Greenberg's dilemma set him on a quest that has culminated 33 years later in a book: Manufacturing Depression. The book is unlike other therapeutic books that you have read in that it offers neither solutions, nor even suggests ways to find definitive answers to the eternal question: am I happy enough? Rather it is a personal and compulsively honest account of a long journey into the complex state of mind that has become both a catch-all pathology and a multi-billion-dollar industry.

Greenberg's first marriage ended, but his depressive episodes did not. In 2006 he enrolled, for a journalistic exercise, on a trial of a new anti-depressant drug at Massachusetts General Hospital. His experiences on that trial clarified a lot of his thinking into the question that had long interested him: namely, was there any value in treating human suffering as an illness?

I spoke to Greenberg last week at his home in Connecticut. I wondered if writing the book had itself been an act of therapy?

"Absolutely," he says. "And not just in the stories I was telling about myself. I really had to figure out what it means to think about suffering as the result of neuro-chemical events, which is increasingly the white noise of our lives. I didn't know what I really thought until the last page of the book."

It would be far too simplistic to characterise Greenberg's argument as being "the drugs don't work". He believes that in certain contexts, and with certain caveats they can and do, but he remains deeply unconvinced that the blanket prescription of anti-depressants to deal with our reactions to life's extreme events, or to "ordinary" human misery, is helpful or enlightening. "I think," he says, "it is slowly dawning on people that with many forms of suffering there is no magic bullet. Simple answers will always elude us."

The complex network of solutions that he favours also takes in an understanding of the history of melancholia and a sense that "there is something redemptive in narrative"; that is to say, that there are far more revealing ways to intervene in the stories we tell ourselves about our lives than pharmaceutical ones.

His own story is full of excursions from that argument, however. One of the more startling passages in the book is the one in which he describes how he found how to love his second wife through the experience of taking ecstasy with her [extracted right], a one-off intervention that changed his sense of self and the course of his life for ever. Didn't that event prove that what we think of as love was a purely chemical reaction?

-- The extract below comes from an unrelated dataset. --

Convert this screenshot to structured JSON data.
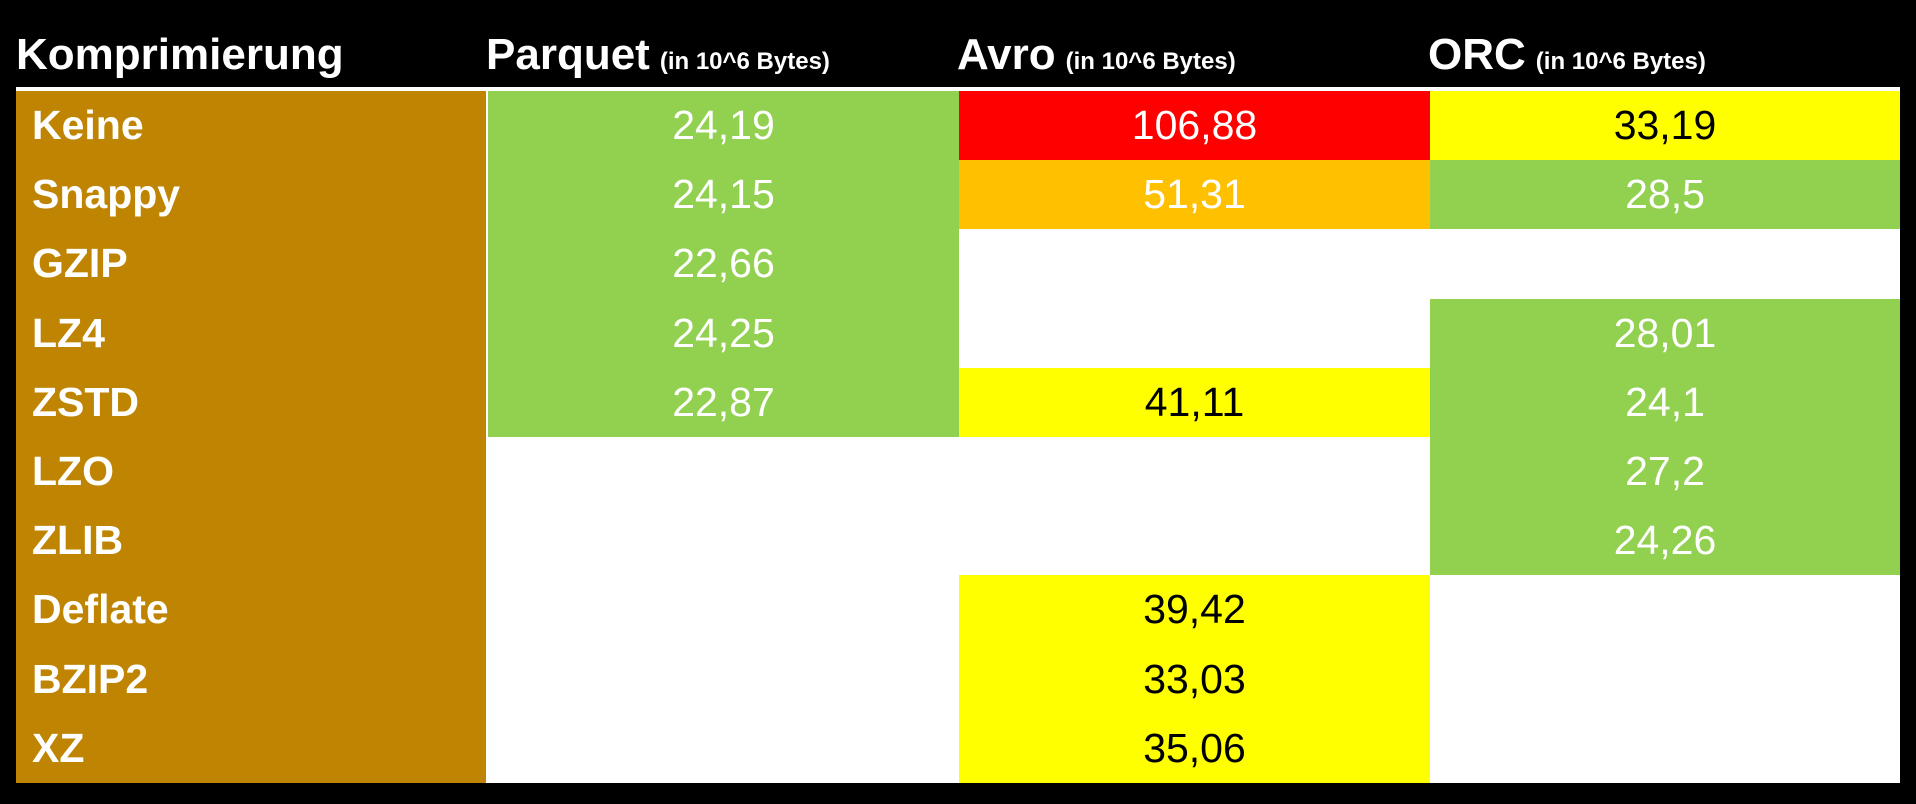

"The great lesson of that experience for me was that for the first time I saw I really was properly equipped to do it [to love]. Thank God for those brain chemicals! What really bothers me about reducing emotions to neuroscience, though, isn't that they are making all these discoveries about the stuff that is going on in our brains; it is the hubris of suggesting that that explains everything."

Does he think happiness is in any way a normal state?

'We live in a society where happiness is constantly placed just outside our reach,' he says. "Achieving it is not the norm, but pursuing it is. Put bluntly: if there was no more longing, there would be no more commerce."

It is against the commercialisation of sadness that most of his book is directed. But he also finds the limits both of cognitive therapies and talking cures (though he continues to practise as a therapist). The most effective cures he found for himself lay in friends, and hard physical work, and not taking himself too seriously. Does this represent wisdom or a loss of faith?

"It's like this," he suggests. "I used to think it was possible to overcome yourself in some way. Now I think what we can do is that we can move into our own stories, grapple with who we are and try to live with that."